This is Dead Church/Real Life by Ross Sinclair, one of nine artists represented in the South Bank Centre touring exhibition Voice Over: Sound and Vision in Contemporary Art. Sinclair's installation is witty and well thought- out, and while it's hard to suppress the feeling that perhaps there should be a little more to it, the fact that there isn't makes it all the more complete. It's a closed circuit: Dead Church/ Real Life. Boom! Boom!
With Tacita Dean's Magnetic, there may be too much of a good thing. Dean has taken strips of magnetic tape representing recordings of noises, marked each strip with a chinagraph pencil giving a description of the noise, and then mounted the pieces of tape in series and framed them. A kiss is a 3in length of tape; a French kiss is a couple of feet, etc. It's a simple yet poetic and even beautiful conceit but its fragile charm wears thin over the course of seven frames and two gallery walls.
The American artist Joseph Grigley, who has recently begun an installation at the Barbican as part of its Inventing America season, uses his deafness as a means of investigating issues of meaning and communication by exchanging written notes with members of the public. His installation here is low- key to the point where it almost escapes notice entirely. A table full of written messages is set up next to a fridge and a coffee urn. You're meant to pour yourself a cup of coffee, sit down and read the messages, but not to write any yourself or to open the fridge, which holds supplies of coffee and milk. After three visits to the gallery, I can report that this isn't becoming a very popular attraction.
Jeremy Deller's The Uses of Literacy, first shown at the Norwich Gallery last year, is one of the most intriguing exhibits, and also the most contentious. Deller made contact with fans of the Manic Street Preachers pop group through a fanzine and here presents a display of their pictures and poems about their heroes, and a shelf of favoured books, with no editorial comment. As anyone who has ever laboriously traced a photo of their favourite pop star will know, this is a painfully sincere business, and there is real love and devotion involved. The possibility that Deller might be taking the piss out of his subjects' naivety is therefore too awful to contemplate. By borrowing the title of Richard Hoggart's book - a classic English Studies text dealing with the notion of discrimination in relation to popular culture from a perspective that was hardly Elvis-friendly - he seems to be doing something different, or at least the catalogue thinks so, but really, who knows?
Elsewhere, Lucy Gunning presents a two-screen video installation, The Singing Lesson (first shown in 1994), that comically juxtaposes the bravura instructions of the teacher against Gunning's own faltering attempts to follow her.

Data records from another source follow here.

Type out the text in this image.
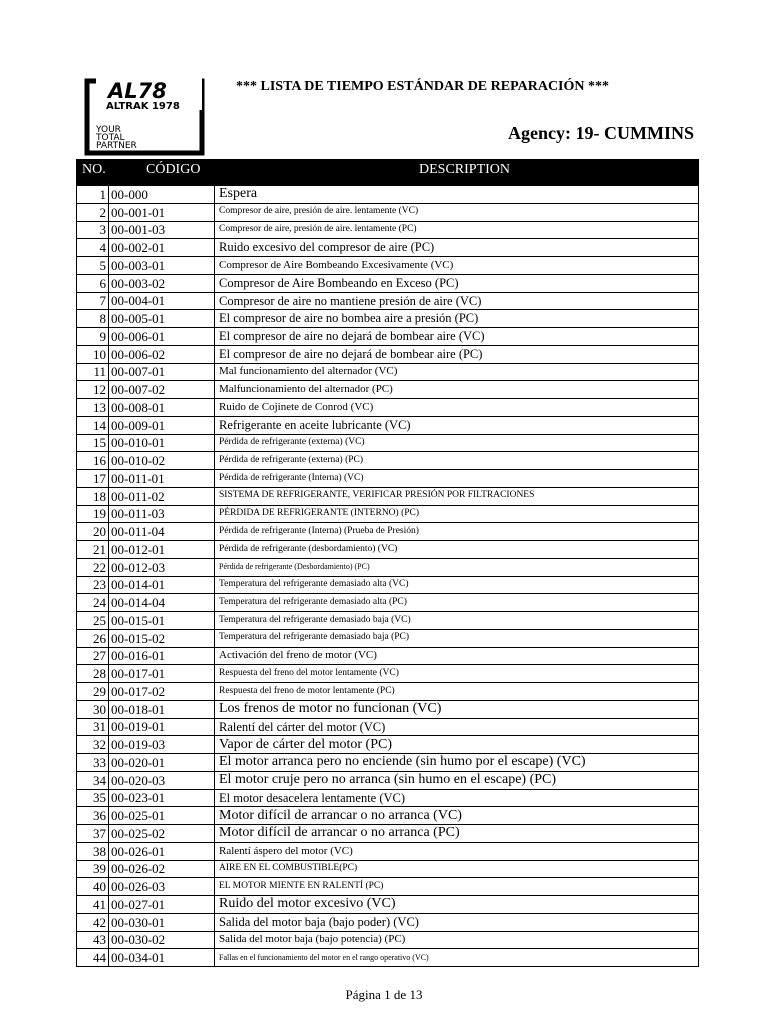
AL78
ALTRAK 1978
YOUR
TOTAL
PARTNER
*** LISTA DE TIEMPO ESTÁNDAR DE REPARACIÓN ***
Agency: 19- CUMMINS
NO.	CÓDIGO	DESCRIPTION
1 00-000	Espera
2 00-001-01	Compresor de aire, presión de aire. lentamente (VC)
3 00-001-03	Compresor de aire, presión de aire. lentamente (PC)
4 00-002-01	Ruido excesivo del compresor de aire (PC)
5 00-003-01	Compresor de Aire Bombeando Excesivamente (VC)
6 00-003-02	Compresor de Aire Bombeando en Exceso (PC)
7 00-004-01	Compresor de aire no mantiene presión de aire (VC)
8 00-005-01	El compresor de aire no bombea aire a presión (PC)
9 00-006-01	El compresor de aire no dejará de bombear aire (VC)
10 00-006-02	El compresor de aire no dejará de bombear aire (PC)
11 00-007-01	Mal funcionamiento del alternador (VC)
12 00-007-02	Malfuncionamiento del alternador (PC)
13 00-008-01	Ruido de Cojinete de Conrod (VC)
14 00-009-01	Refrigerante en aceite lubricante (VC)
15 00-010-01	Pérdida de refrigerante (externa) (VC)
16 00-010-02	Pérdida de refrigerante (externa) (PC)
17 00-011-01	Pérdida de refrigerante (Interna) (VC)
18 00-011-02	SISTEMA DE REFRIGERANTE, VERIFICAR PRESIÓN POR FILTRACIONES
19 00-011-03	PÉRDIDA DE REFRIGERANTE (INTERNO) (PC)
20 00-011-04	Pérdida de refrigerante (Interna) (Prueba de Presión)
21 00-012-01	Pérdida de refrigerante (desbordamiento) (VC)
22 00-012-03	Pérdida de refrigerante (Desbordamiento) (PC)
23 00-014-01	Temperatura del refrigerante demasiado alta (VC)
24 00-014-04	Temperatura del refrigerante demasiado alta (PC)
25 00-015-01	Temperatura del refrigerante demasiado baja (VC)
26 00-015-02	Temperatura del refrigerante demasiado baja (PC)
27 00-016-01	Activación del freno de motor (VC)
28 00-017-01	Respuesta del freno del motor lentamente (VC)
29 00-017-02	Respuesta del freno de motor lentamente (PC)
30 00-018-01	Los frenos de motor no funcionan (VC)
31 00-019-01	Ralentí del cárter del motor (VC)
32 00-019-03	Vapor de cárter del motor (PC)
33 00-020-01	El motor arranca pero no enciende (sin humo por el escape) (VC)
34 00-020-03	El motor cruje pero no arranca (sin humo en el escape) (PC)
35 00-023-01	El motor desacelera lentamente (VC)
36 00-025-01	Motor difícil de arrancar o no arranca (VC)
37 00-025-02	Motor difícil de arrancar o no arranca (PC)
38 00-026-01	Ralentí áspero del motor (VC)
39 00-026-02	AIRE EN EL COMBUSTIBLE(PC)
40 00-026-03	EL MOTOR MIENTE EN RALENTÍ (PC)
41 00-027-01	Ruido del motor excesivo (VC)
42 00-030-01	Salida del motor baja (bajo poder) (VC)
43 00-030-02	Salida del motor baja (bajo potencia) (PC)
44 00-034-01	Fallas en el funcionamiento del motor en el rango operativo (VC)
Página 1 de 13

The most technically assured exhibit, however (and, boy, does technique go a long way in a show like this), is the Canadian Stan Douglas's laser- disc projection of a free-jazz television recording on to two sides of a single screen, where one side shows the selected vision-mix from the two-camera set-up, while the other shows the "unselected" mix. There's a tendentious panel of text that tells you what it's about, but it's the relative pizzazz of the presentation that one remembers.
The concerns of Voice Over appear to be numerous: some artists don't use voice or sound at all; some do; some appear to hit, some to miss, though in almost all cases one's response is provisional at best, for there's often very little to go on. Despite the catalogue essay's invocation of the French Symbolists and their interest in synaesthesia, much of the material in the exhibition remains stubbornly immutable, mute even. And, like Michael Archer's description of an orange mobile phone ad's visual pun on the digits of a telephone keypad - where, he says, "the black rectangle becomes a sublime space containing the possibility of all the telephone calls and fax transmissions that have ever been or will ever be sent, as well as all the others that might only be imagined" - the show has a tendency to over-reach itself. Like Sinclair singing hymns in the buff, it's sometimes dangerously close to being all mouth and no trousers. Or it may be that, as an elderly lady in the gallery said to me, "It's all so Sixties, isn't it!"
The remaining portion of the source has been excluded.